Both sides dismiss travel fatigue talk
Marc Weber
Travel shmavel.

Both the Vancouver Whitecaps and Montreal Impact are playing down the potential influence that Montreal's hectic schedule will have on this weekend's USL First Division semifinal.

The Impact were in Honduras on Wednesday night for a CONCACAF Champions League victory. They flew home Thursday for tonight's first leg against Vancouver at Saputo Stadium, and the return leg is Sunday at Swangard Stadium.

To the surprise of many, their frequent flyer miles haven't caught up to them on the scoresheet. Montreal climbed from 10th in USL-1 to third in the final two months of the regular season, and they lead Group C in Champions League play.

"Travel won't play that big a role in this series," said Whitecaps defender Jeff Clarke. "They're a quality team, whether they're playing three games in five days or a game every week.

"It took them a while to find their rhythm, but the last 15 to 20 games they've been top three in this league and it's no surprise to me."

Depth has been key for the Impact with head coach John Limniatis rotating through a group that numbers in the mid-20s. And winning, said Impact forward Joey Gjertsen, wipes away the pain of punished legs.

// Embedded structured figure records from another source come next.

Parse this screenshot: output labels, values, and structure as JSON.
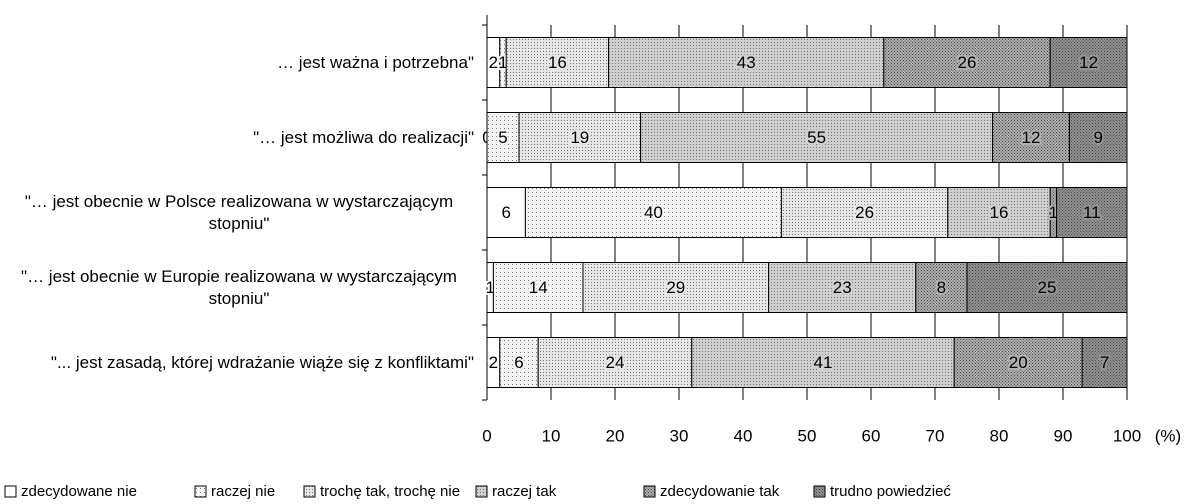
{
  "chart_data": {
    "type": "stacked-barh",
    "categories": [
      "… jest ważna i potrzebna\"",
      "\"… jest możliwa do realizacji\"",
      "\"… jest obecnie w Polsce realizowana w wystarczającym stopniu\"",
      "\"… jest obecnie w Europie realizowana w wystarczającym stopniu\"",
      "\"... jest zasadą, której wdrażanie wiąże się z konfliktami\""
    ],
    "series": [
      {
        "name": "zdecydowane nie",
        "color": "#ffffff",
        "values": [
          2,
          0,
          6,
          1,
          2
        ]
      },
      {
        "name": "raczej nie",
        "color": "#f4f4f4",
        "values": [
          1,
          5,
          40,
          14,
          6
        ]
      },
      {
        "name": "trochę tak, trochę nie",
        "color": "#e6e6e6",
        "values": [
          16,
          19,
          26,
          29,
          24
        ]
      },
      {
        "name": "raczej tak",
        "color": "#cfcfcf",
        "values": [
          43,
          55,
          16,
          23,
          41
        ]
      },
      {
        "name": "zdecydowanie tak",
        "color": "#b0b0b0",
        "values": [
          26,
          12,
          1,
          8,
          20
        ]
      },
      {
        "name": "trudno powiedzieć",
        "color": "#939393",
        "values": [
          12,
          9,
          11,
          25,
          7
        ]
      }
    ],
    "xlabel": "(%)",
    "xlim": [
      0,
      100
    ],
    "xticks": [
      0,
      10,
      20,
      30,
      40,
      50,
      60,
      70,
      80,
      90,
      100
    ],
    "grid": true
  }
}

"Even last round [against Seattle in the USL-1 quarterfinal] people were saying that we were at a disadvantage," said Gjertsen, a former Whitecap. "But I think we're using it in our favour right now. We've been kind of immune to the effects of the travel and we're using the momentum in our favour.

"I actually like the fact we have so many games. We haven't hit a wall yet and I don't see that happening."

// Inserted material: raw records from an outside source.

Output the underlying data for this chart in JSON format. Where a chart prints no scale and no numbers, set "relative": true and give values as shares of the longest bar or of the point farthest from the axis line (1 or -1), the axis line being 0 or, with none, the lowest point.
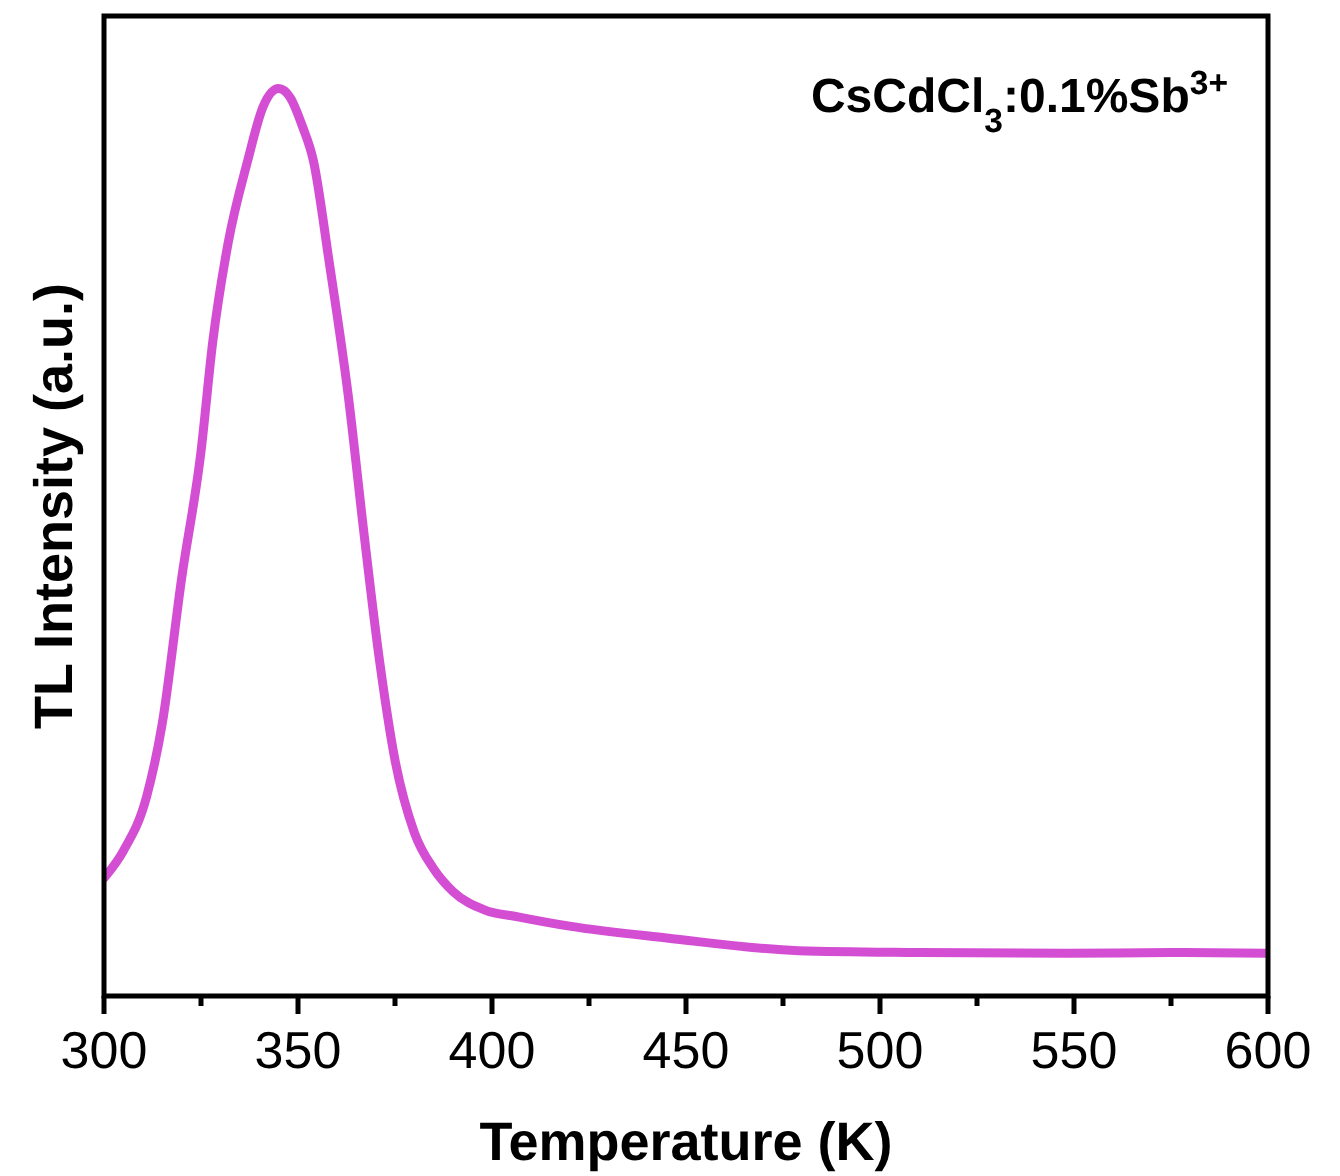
{
  "chart_data": {
    "type": "line",
    "xlabel": "Temperature (K)",
    "ylabel": "TL Intensity (a.u.)",
    "annotations": [
      "CsCdCl$_{3}$:0.1%Sb$^{3+}$"
    ],
    "relative": true,
    "tick_labels": "x",
    "xlim": [
      300,
      600
    ],
    "xticks": [
      300,
      {
        "value": 325,
        "label": null
      },
      350,
      {
        "value": 375,
        "label": null
      },
      400,
      {
        "value": 425,
        "label": null
      },
      450,
      {
        "value": 475,
        "label": null
      },
      500,
      {
        "value": 525,
        "label": null
      },
      550,
      {
        "value": 575,
        "label": null
      },
      600
    ],
    "x": [
      300,
      305,
      311,
      315,
      320,
      325,
      328,
      332,
      337,
      341,
      345,
      348,
      351,
      354,
      358,
      363,
      367,
      371,
      375,
      380,
      385,
      390,
      398,
      407,
      420,
      445,
      479,
      510,
      548,
      575,
      600
    ],
    "series": [
      {
        "color": "#d44ed4",
        "values": [
          0.13,
          0.16,
          0.22,
          0.3,
          0.46,
          0.6,
          0.72,
          0.83,
          0.92,
          0.98,
          1,
          0.99,
          0.96,
          0.92,
          0.81,
          0.66,
          0.51,
          0.37,
          0.26,
          0.18,
          0.14,
          0.115,
          0.095,
          0.087,
          0.077,
          0.064,
          0.05,
          0.048,
          0.047,
          0.048,
          0.047
        ]
      }
    ],
    "grid": false,
    "marker": "none",
    "line_style": "solid"
  }
}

The Whitecaps, no doubt, would trade places with the Impact in a heartbeat. It was Vancouver's two losses to Montreal -- and their strong performances against Toronto FC -- in Nutrilite Canadian Championship action that opened the door for the Impact to enjoy a taste of international success.

A series win this weekend for the Whitecaps would serve as a little redemption.

"That is painful," Caps coach Teitur Thordarson acknowledged of watching the Impact's Champions League success. "I'm happy for them as it shows the quality of our league, but we would gladly be in their place.

"We cannot rely on them being tired," he said of the semifinal. "We will focus on playing our best game possible."

As the second seed, Vancouver had the choice of starting at home or away. They elected to open in Montreal, the opposite of how they strategized in their quarterfinal against Minnesota, a 5-4 aggregate win that almost slipped away.

Part of the reasoning was that Montreal, coming from Honduras, had to travel a long distance either way, so why not take the second leg at home?

Whitecaps forward Charles Gbeke -- traded from Montreal for Tony Donatelli in a late June deal -- couldn't wait to make his return to Saputo Stadium tonight.

"Eddie [Sebrango] turned to me in Minnesota [when word came that Montreal had knocked off Seattle] and said, 'Charlie, I think your dream is about to come true,'" said Gbeke.

"I think if we stay disciplined tactically we're going to beat them."